У Фике аж голова кругом пошла. Вот ведь какие чудеса творятся! Рассказать кому - не поверят. Значит, это не сказки, что в России всё бывает! - А что ты умеешь делать? - спросила она, разгораясь любопытством. - Я? Ох, чего я только не умею! Петь могу, плясать могу, свистеть, выть волком, блеять овцой, мычать коровой, котом мяучить, собакой лаять, соловьём заливаться! А ещё сор из избы вымести, полы вымыть, посуду начистить, ножи наточить, петли смазать, лавку починить, печку подмазать, свечку... - Вот это да! - ахнула Фике. - Да ты настоящий волшебник! - А как же, - подтвердил Кузька, застенчиво ковыряя большим пальцем мягкий ковёр под ногами. - Только маленький ещё. Домовёнок я, счастье в дом приношу. Мал золотник, да дорог! Фике призадумалась, как она объяснит матушке, куда исчезла добрая половина пирожных с подноса. А заодно удивилась, как их столько влезает в Кузьку и как он сам умудряется не утонуть в этих башмаках, похожих на большие плетёные лодки. - А ты-то сама что умеешь делать? - спросил Кузька и, слизнув крем с пальцев, взял ещё одно пирожное. Фике опять стало неловко. Как это она, такая большая, оказалась такой глупой против маленького домовёнка! - Да пока, пожалуй, ничего такого, - призналась она, перебирая в пальцах Кузькины лапти. - По-французски говорю неплохо, по деревьям лазаю, в седле держусь... А так больше ничего особенного. Всему ещё буду учиться. - Как же так? - всплеснул липкими руками Кузька. - А олелюшки?

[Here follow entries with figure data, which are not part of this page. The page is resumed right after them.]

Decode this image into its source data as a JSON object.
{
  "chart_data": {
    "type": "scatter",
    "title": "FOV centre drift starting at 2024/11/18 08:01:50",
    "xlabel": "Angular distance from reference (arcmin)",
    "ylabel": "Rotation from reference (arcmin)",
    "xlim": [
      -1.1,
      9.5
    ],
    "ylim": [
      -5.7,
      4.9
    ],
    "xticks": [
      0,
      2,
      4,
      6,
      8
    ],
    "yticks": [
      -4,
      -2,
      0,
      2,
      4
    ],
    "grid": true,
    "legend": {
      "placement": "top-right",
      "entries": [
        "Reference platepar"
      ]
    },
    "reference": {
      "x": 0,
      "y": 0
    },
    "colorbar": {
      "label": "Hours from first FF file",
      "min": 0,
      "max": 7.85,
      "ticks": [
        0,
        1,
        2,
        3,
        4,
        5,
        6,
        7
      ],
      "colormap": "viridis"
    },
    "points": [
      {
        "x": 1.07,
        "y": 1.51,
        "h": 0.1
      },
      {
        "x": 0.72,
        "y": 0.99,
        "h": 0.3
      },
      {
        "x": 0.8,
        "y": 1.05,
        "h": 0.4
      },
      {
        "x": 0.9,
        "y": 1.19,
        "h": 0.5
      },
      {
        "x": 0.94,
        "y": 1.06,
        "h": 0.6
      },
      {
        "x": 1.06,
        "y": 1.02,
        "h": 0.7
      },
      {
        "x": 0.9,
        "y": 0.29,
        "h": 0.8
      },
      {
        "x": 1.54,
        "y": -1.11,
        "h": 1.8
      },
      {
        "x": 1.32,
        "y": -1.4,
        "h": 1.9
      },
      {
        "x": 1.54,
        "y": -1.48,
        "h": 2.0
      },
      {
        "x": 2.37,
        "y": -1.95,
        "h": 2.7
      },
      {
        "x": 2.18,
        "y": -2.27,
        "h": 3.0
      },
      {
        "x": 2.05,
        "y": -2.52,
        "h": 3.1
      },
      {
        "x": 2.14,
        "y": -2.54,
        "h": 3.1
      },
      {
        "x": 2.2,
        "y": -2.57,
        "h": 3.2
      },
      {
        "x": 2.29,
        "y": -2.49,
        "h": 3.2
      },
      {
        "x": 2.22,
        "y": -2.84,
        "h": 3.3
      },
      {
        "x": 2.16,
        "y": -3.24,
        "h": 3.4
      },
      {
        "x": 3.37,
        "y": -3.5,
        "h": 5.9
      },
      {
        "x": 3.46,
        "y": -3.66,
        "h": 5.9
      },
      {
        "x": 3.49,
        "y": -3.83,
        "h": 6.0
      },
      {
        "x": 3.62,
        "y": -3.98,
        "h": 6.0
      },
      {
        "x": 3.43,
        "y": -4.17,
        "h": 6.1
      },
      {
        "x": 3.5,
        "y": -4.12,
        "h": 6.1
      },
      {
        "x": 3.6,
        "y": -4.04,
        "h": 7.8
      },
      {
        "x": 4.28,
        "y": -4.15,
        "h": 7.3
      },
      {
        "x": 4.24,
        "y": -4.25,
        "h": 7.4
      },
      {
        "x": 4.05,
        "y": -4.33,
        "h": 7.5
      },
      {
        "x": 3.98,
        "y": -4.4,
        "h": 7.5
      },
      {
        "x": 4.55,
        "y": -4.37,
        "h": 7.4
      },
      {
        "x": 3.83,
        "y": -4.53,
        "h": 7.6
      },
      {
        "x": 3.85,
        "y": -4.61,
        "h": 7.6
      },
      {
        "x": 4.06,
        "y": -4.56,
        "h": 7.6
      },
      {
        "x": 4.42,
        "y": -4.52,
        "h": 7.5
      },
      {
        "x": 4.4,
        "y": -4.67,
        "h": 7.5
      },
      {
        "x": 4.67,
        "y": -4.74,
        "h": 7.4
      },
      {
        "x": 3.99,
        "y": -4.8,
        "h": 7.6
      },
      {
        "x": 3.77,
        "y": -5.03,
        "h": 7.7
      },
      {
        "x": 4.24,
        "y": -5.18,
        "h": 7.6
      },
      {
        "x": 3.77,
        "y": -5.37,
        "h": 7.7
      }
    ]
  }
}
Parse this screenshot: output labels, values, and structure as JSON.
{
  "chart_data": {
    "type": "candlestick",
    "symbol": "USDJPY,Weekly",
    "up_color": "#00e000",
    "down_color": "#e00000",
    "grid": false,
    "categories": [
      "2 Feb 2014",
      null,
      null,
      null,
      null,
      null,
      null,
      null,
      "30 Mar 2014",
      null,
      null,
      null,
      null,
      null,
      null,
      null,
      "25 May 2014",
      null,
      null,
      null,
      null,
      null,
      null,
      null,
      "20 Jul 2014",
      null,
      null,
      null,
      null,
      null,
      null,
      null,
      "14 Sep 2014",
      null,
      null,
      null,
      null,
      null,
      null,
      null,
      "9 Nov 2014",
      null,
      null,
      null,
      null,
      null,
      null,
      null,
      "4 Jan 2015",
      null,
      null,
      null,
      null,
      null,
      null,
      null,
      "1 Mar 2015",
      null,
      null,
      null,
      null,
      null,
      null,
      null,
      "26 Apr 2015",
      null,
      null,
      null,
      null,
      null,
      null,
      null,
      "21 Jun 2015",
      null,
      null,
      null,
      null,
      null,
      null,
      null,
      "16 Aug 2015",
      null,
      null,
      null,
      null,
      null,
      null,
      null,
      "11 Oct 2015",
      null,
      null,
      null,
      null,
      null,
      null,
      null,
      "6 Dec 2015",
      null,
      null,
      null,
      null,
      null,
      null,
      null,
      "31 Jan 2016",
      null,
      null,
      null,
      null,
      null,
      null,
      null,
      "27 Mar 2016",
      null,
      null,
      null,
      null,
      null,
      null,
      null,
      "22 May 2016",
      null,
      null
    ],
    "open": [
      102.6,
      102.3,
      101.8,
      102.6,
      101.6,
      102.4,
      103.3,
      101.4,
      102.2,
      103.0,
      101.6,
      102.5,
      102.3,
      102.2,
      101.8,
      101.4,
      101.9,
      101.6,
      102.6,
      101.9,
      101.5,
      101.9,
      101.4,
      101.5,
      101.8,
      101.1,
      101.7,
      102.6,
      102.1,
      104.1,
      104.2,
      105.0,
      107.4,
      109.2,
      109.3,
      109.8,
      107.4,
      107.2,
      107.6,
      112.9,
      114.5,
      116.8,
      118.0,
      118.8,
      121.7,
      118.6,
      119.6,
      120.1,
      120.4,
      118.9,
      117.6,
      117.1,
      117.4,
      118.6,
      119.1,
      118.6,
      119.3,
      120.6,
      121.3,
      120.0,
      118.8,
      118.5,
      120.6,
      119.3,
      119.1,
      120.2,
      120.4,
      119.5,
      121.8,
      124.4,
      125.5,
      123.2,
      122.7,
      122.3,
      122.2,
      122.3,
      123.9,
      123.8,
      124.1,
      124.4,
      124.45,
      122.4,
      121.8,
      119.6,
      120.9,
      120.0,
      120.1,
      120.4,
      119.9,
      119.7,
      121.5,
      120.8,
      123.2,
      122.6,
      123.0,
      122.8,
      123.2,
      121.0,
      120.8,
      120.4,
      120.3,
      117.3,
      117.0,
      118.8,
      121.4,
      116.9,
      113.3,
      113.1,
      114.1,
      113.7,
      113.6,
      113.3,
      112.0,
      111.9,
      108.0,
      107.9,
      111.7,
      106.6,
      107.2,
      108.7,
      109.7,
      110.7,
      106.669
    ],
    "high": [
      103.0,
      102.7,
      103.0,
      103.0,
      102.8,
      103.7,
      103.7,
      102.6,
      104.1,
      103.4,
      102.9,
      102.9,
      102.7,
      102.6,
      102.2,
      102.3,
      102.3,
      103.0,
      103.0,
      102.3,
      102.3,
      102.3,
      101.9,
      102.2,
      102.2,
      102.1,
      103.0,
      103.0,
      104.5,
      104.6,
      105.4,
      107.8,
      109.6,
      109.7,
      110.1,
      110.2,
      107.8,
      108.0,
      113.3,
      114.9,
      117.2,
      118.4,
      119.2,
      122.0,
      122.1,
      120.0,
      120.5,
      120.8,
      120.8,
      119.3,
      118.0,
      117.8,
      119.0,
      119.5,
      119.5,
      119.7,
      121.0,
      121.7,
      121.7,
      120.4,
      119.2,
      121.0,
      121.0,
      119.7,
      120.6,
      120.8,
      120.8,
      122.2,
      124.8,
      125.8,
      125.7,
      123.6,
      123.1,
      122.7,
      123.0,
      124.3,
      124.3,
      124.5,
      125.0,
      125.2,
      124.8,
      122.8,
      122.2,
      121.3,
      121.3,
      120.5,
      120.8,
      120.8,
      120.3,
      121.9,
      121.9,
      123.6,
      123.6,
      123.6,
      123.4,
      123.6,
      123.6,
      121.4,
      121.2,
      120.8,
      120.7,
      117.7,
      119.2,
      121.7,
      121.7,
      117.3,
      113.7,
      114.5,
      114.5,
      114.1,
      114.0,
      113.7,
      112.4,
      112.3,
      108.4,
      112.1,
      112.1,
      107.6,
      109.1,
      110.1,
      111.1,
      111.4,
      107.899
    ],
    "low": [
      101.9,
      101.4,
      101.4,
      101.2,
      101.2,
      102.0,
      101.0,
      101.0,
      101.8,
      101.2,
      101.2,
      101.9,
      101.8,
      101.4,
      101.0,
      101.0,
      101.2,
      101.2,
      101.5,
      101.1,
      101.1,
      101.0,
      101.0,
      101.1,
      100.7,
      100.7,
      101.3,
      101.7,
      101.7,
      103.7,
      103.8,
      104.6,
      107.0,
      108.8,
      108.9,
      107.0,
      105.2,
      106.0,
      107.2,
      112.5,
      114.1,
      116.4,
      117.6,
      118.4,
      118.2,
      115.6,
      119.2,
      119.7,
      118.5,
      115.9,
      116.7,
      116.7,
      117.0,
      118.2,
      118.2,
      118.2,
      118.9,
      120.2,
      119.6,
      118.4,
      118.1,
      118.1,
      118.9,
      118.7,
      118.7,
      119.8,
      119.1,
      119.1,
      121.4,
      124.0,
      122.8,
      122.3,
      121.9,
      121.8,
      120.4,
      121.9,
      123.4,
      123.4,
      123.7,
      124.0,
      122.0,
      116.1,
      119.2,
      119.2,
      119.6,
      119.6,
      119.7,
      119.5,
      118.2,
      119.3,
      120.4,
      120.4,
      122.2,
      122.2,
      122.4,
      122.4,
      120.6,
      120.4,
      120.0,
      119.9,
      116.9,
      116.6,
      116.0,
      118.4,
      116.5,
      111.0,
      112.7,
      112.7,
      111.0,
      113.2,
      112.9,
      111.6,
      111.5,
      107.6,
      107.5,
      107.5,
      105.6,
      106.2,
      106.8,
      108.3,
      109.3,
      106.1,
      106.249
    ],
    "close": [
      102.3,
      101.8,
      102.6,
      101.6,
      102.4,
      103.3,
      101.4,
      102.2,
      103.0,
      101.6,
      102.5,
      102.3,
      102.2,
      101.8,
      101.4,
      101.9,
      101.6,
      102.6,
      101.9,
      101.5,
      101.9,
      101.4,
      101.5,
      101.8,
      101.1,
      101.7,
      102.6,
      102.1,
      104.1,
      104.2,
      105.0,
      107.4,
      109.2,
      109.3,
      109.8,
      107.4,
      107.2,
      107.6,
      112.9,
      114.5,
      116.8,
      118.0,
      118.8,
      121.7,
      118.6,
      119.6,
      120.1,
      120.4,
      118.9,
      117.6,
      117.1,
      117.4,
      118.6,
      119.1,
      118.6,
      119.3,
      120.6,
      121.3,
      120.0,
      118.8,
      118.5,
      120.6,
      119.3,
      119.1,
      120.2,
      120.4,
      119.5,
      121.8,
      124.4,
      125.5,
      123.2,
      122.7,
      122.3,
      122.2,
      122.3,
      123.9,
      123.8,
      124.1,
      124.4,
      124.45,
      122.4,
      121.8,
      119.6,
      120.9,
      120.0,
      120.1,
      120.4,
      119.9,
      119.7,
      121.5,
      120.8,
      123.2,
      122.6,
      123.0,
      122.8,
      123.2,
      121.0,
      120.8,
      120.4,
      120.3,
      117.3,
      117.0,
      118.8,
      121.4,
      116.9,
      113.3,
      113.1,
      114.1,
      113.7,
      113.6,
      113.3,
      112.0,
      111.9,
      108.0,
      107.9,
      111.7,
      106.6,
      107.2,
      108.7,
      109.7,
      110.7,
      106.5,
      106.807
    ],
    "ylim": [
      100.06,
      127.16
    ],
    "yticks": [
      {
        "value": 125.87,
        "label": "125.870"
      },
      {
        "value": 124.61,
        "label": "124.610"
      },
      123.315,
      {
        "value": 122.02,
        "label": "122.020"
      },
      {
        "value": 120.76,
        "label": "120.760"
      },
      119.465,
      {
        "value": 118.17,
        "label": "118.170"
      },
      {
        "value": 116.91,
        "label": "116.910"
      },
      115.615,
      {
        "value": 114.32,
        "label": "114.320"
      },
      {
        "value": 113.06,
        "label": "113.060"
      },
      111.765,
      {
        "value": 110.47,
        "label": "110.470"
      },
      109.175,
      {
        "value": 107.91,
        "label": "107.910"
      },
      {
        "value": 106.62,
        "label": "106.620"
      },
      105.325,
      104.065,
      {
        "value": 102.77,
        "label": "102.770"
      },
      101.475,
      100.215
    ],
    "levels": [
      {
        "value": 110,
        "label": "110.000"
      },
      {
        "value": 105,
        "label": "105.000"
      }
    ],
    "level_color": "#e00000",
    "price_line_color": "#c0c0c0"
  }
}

- Кто-кто? - совсем удивилась Фике. - Да вот эти самые! - рассерженный Кузька показал пальцем на блюдо с оставшимися пирожными. - На вид - трава травой, а изнутри-то, оказывается, пироги! Олелюшечки! Фике попыталась повторить новое слово, словно на вкус попробовала. - То-то же! - Кузька чувствовал себя настоящим победителем. - Ну да хватит уж, хорошего понемножку. А что ж матушка твоя, ведьма али как? - Это ещё почему? - обиделась Фике. Вот ведь неблагодарный: отмыла его, отчистила, накормила, а он теперь ещё и обзывается! - А как же она столько олелюшек ест, а не толстеет? Тощая, что твой палец! - Кузька показал свой мизинец, выпростав руку из-под длинного, ещё не высохшего рукава. Тут уж Фике звонко расхохоталась. - Да она просто такая и есть! Я тоже не толстею, - объяснила она, покрутившись во все стороны. - А что, разве надо? - Надо - не надо, а у нас в деревне все бабы дородные, как пышки! Хоть из печи вынимай да на стол подавай. А кто тощ да худ, того за немощного почитают. - Вот ещё, - фыркнула Фике. - Никакие мы не немощные! Кузька скатился с кровати и перекувыркнулся через голову: - Мал муравей телом, да велик делом! Уж на что у матушки твоей ручка мала, а лапти как возьмёт, да как жваркнет - всё равно что кувалдой! Фике так и опешила от такого количества непонятных слов. - Кузя, а что такое "жваркнет"? - Ну, наподдаст, врежет, отдубасит, поколотит... Словом, ох как больно! - А что такое "лапти"? Кузька аж присвистнул от удивления. - Вот невразумиха ты непонятливая! Сама их отмыла, отчистила, а теперь не признаёшь! - и ткнул пальцем в два плетёных башмачка в руках у Фике. - Вот же они, родимые! - Но у матушки таких нет! - удивилась Фике. - Ясное дело, у неё куда похлеще, - согласился Кузька. - С подковами, как у коня. Небось и у тебя такие же. А то думаешь, почему я тебя боялся? Приподняв юбку, Фике вытянула перед собой худые ноги в штопаных чулках и изрядно ношенных туфельках. - А чего их бояться? Туфли как туфли, и никого не жам... то есть не колотят. - Ну, добро, - смягчился Кузька. - А всё равно тебя ещё уму-разуму учить надо. Да, а как звать-то тебя, хозяюшка? - Фике. - Это Фёкла, что ли? - Да ты что! - звонкий девичий смех заставил Кузьку едва заметно, но всё-таки устыдиться. - Фике - это Фредерика.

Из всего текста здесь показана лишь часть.